Ефросинья Никитична предложила поставить самовар.
— Благодарю вас. В поезде мы успели позавтракать. Да и в цирк спешить надо. Ну, а как вы поживаете, дорогая Ефросинья Никитична? Как самочувствие Нади? Как Жанна?
Обо всем этом Казарин расспрашивал таким заинтересованно-интимным тоном, точно был не жильцом, не пришлым человеком, а близким родственником. Ефросинья Никитична невольно поддалась такой иллюзии:
— У нас, Леонид Леонтьевич, все слава богу. Надюше скоро опять в поездку, а пока что в городе. И у Жанночки все хорошо, редкий день когда не забегает. Так что сами не сегодня-завтра увидите!
— Я буду очень рад, — заверил Казарин.
Спустя полчаса он вышел из дому. Впереди — чинной парой — лилипуты. Соседские мальчишки, и без того снедаемые любопытством (на окраинной этой улочке легковые машины появлялись редко), как привороженные двинулись вслед. Постепенно ребячья гурьба делалась все многолюднее.
На одном из перекрестков встретился броский плакат: рука в белоснежной перчатке на аспидно-черном фоне, папироса, зажатая между пальцев, и надпись, как бы возникающая из дымчатых табачных завитков: «Лео-Ле! Чудеса без чудес!» Чуть ниже, остроконечным почерком, вторая строка: «И все-таки чудеса!»

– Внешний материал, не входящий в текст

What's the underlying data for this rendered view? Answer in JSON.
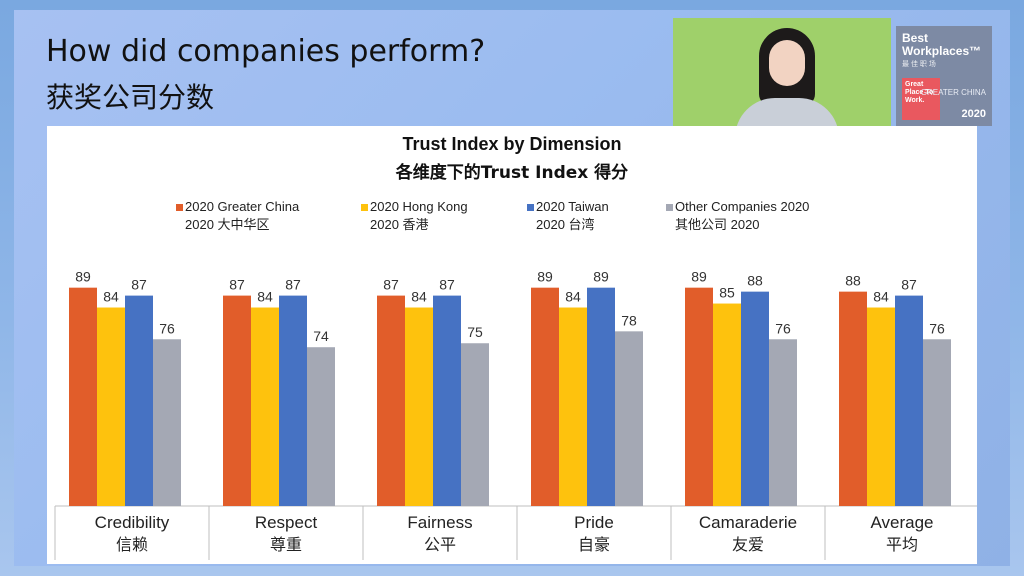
{
  "slide": {
    "title_en": "How did companies perform?",
    "title_cn": "获奖公司分数"
  },
  "logo": {
    "line1": "Best",
    "line2": "Workplaces™",
    "sub": "最 佳 职 场",
    "gptw": "Great Place To Work.",
    "region": "GREATER CHINA",
    "year": "2020",
    "gptw_color": "#e9585f"
  },
  "chart_data": {
    "type": "bar",
    "title": "Trust Index by Dimension",
    "subtitle": "各维度下的Trust Index 得分",
    "categories": [
      {
        "en": "Credibility",
        "cn": "信赖"
      },
      {
        "en": "Respect",
        "cn": "尊重"
      },
      {
        "en": "Fairness",
        "cn": "公平"
      },
      {
        "en": "Pride",
        "cn": "自豪"
      },
      {
        "en": "Camaraderie",
        "cn": "友爱"
      },
      {
        "en": "Average",
        "cn": "平均"
      }
    ],
    "series": [
      {
        "name": "2020 Greater China",
        "name_cn": "2020 大中华区",
        "color": "#e15d2a",
        "values": [
          89,
          87,
          87,
          89,
          89,
          88
        ]
      },
      {
        "name": "2020 Hong Kong",
        "name_cn": "2020 香港",
        "color": "#fec20d",
        "values": [
          84,
          84,
          84,
          84,
          85,
          84
        ]
      },
      {
        "name": "2020 Taiwan",
        "name_cn": "2020 台湾",
        "color": "#4672c3",
        "values": [
          87,
          87,
          87,
          89,
          88,
          87
        ]
      },
      {
        "name": "Other Companies 2020",
        "name_cn": "其他公司 2020",
        "color": "#a4a8b4",
        "values": [
          76,
          74,
          75,
          78,
          76,
          76
        ]
      }
    ],
    "ylim": [
      0,
      100
    ],
    "grid": false,
    "legend_position": "top"
  }
}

Остановившись перед своим плакатом, Казарин неторопливо достал портсигар, раскрыл его — блеснула замысловатая монограмма, — вынул папиросу, постучал ею по крышке, а затем.
В каждом городе, рекламно предваряя свой первый выход на манеж, Казарин прибегал к этому трюку и даже сопровождал его небольшой игровой сценкой.

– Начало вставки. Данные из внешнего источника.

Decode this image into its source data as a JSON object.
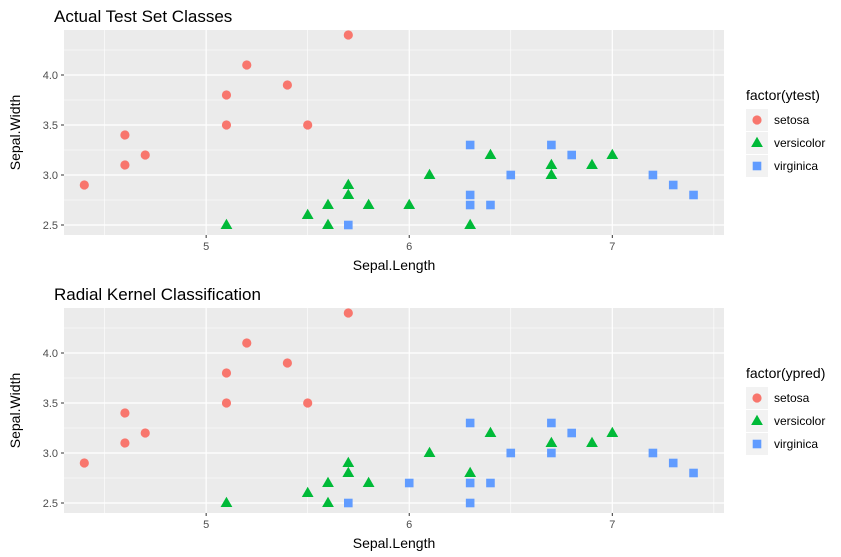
{
  "colors": {
    "setosa": "#F8766D",
    "versicolor": "#00BA38",
    "virginica": "#619CFF",
    "panel": "#EBEBEB",
    "grid": "#FFFFFF"
  },
  "chart_data": [
    {
      "type": "scatter",
      "title": "Actual Test Set Classes",
      "xlabel": "Sepal.Length",
      "ylabel": "Sepal.Width",
      "xlim": [
        4.3,
        7.55
      ],
      "ylim": [
        2.4,
        4.45
      ],
      "xticks": [
        5,
        6,
        7
      ],
      "yticks": [
        2.5,
        3.0,
        3.5,
        4.0
      ],
      "ytick_labels": [
        "2.5",
        "3.0",
        "3.5",
        "4.0"
      ],
      "legend": {
        "title": "factor(ytest)",
        "position": "right",
        "labels": [
          "setosa",
          "versicolor",
          "virginica"
        ]
      },
      "series": [
        {
          "name": "setosa",
          "shape": "circle",
          "points": [
            [
              4.4,
              2.9
            ],
            [
              4.6,
              3.4
            ],
            [
              4.6,
              3.1
            ],
            [
              4.7,
              3.2
            ],
            [
              5.1,
              3.8
            ],
            [
              5.1,
              3.5
            ],
            [
              5.2,
              4.1
            ],
            [
              5.4,
              3.9
            ],
            [
              5.5,
              3.5
            ],
            [
              5.7,
              4.4
            ]
          ]
        },
        {
          "name": "versicolor",
          "shape": "triangle",
          "points": [
            [
              5.1,
              2.5
            ],
            [
              5.5,
              2.6
            ],
            [
              5.6,
              2.7
            ],
            [
              5.6,
              2.5
            ],
            [
              5.7,
              2.8
            ],
            [
              5.7,
              2.9
            ],
            [
              5.8,
              2.7
            ],
            [
              6.0,
              2.7
            ],
            [
              6.1,
              3.0
            ],
            [
              6.3,
              2.5
            ],
            [
              6.4,
              3.2
            ],
            [
              6.7,
              3.1
            ],
            [
              6.7,
              3.0
            ],
            [
              6.9,
              3.1
            ],
            [
              7.0,
              3.2
            ]
          ]
        },
        {
          "name": "virginica",
          "shape": "square",
          "points": [
            [
              5.7,
              2.5
            ],
            [
              6.3,
              3.3
            ],
            [
              6.3,
              2.8
            ],
            [
              6.3,
              2.7
            ],
            [
              6.4,
              2.7
            ],
            [
              6.5,
              3.0
            ],
            [
              6.7,
              3.3
            ],
            [
              6.8,
              3.2
            ],
            [
              7.2,
              3.0
            ],
            [
              7.3,
              2.9
            ],
            [
              7.4,
              2.8
            ]
          ]
        }
      ]
    },
    {
      "type": "scatter",
      "title": "Radial Kernel Classification",
      "xlabel": "Sepal.Length",
      "ylabel": "Sepal.Width",
      "xlim": [
        4.3,
        7.55
      ],
      "ylim": [
        2.4,
        4.45
      ],
      "xticks": [
        5,
        6,
        7
      ],
      "yticks": [
        2.5,
        3.0,
        3.5,
        4.0
      ],
      "ytick_labels": [
        "2.5",
        "3.0",
        "3.5",
        "4.0"
      ],
      "legend": {
        "title": "factor(ypred)",
        "position": "right",
        "labels": [
          "setosa",
          "versicolor",
          "virginica"
        ]
      },
      "series": [
        {
          "name": "setosa",
          "shape": "circle",
          "points": [
            [
              4.4,
              2.9
            ],
            [
              4.6,
              3.4
            ],
            [
              4.6,
              3.1
            ],
            [
              4.7,
              3.2
            ],
            [
              5.1,
              3.8
            ],
            [
              5.1,
              3.5
            ],
            [
              5.2,
              4.1
            ],
            [
              5.4,
              3.9
            ],
            [
              5.5,
              3.5
            ],
            [
              5.7,
              4.4
            ]
          ]
        },
        {
          "name": "versicolor",
          "shape": "triangle",
          "points": [
            [
              5.1,
              2.5
            ],
            [
              5.5,
              2.6
            ],
            [
              5.6,
              2.7
            ],
            [
              5.6,
              2.5
            ],
            [
              5.7,
              2.8
            ],
            [
              5.7,
              2.9
            ],
            [
              5.8,
              2.7
            ],
            [
              6.1,
              3.0
            ],
            [
              6.3,
              2.8
            ],
            [
              6.4,
              3.2
            ],
            [
              6.7,
              3.1
            ],
            [
              6.9,
              3.1
            ],
            [
              7.0,
              3.2
            ]
          ]
        },
        {
          "name": "virginica",
          "shape": "square",
          "points": [
            [
              5.7,
              2.5
            ],
            [
              6.0,
              2.7
            ],
            [
              6.3,
              3.3
            ],
            [
              6.3,
              2.7
            ],
            [
              6.3,
              2.5
            ],
            [
              6.4,
              2.7
            ],
            [
              6.5,
              3.0
            ],
            [
              6.7,
              3.3
            ],
            [
              6.7,
              3.0
            ],
            [
              6.8,
              3.2
            ],
            [
              7.2,
              3.0
            ],
            [
              7.3,
              2.9
            ],
            [
              7.4,
              2.8
            ]
          ]
        }
      ]
    }
  ]
}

Итак, вынув папиросу и постучав ею по крышке портсигара, он огляделся по сторонам, словно в поисках огня. Лилипуты поспешили на помощь: один достал спичечный коробок, другой чиркнул спичкой. Однако Казарин предпочел иной способ: наклонился к папиросе, нарисованной на плакате, и без малейшего усилия прикурил от нее. Мальчишки ахнули. Подарив им все такую же холодную улыбку, Казарин затянулся со вкусом — колечко в колечко, выпустил дым и неторопливо двинулся дальше.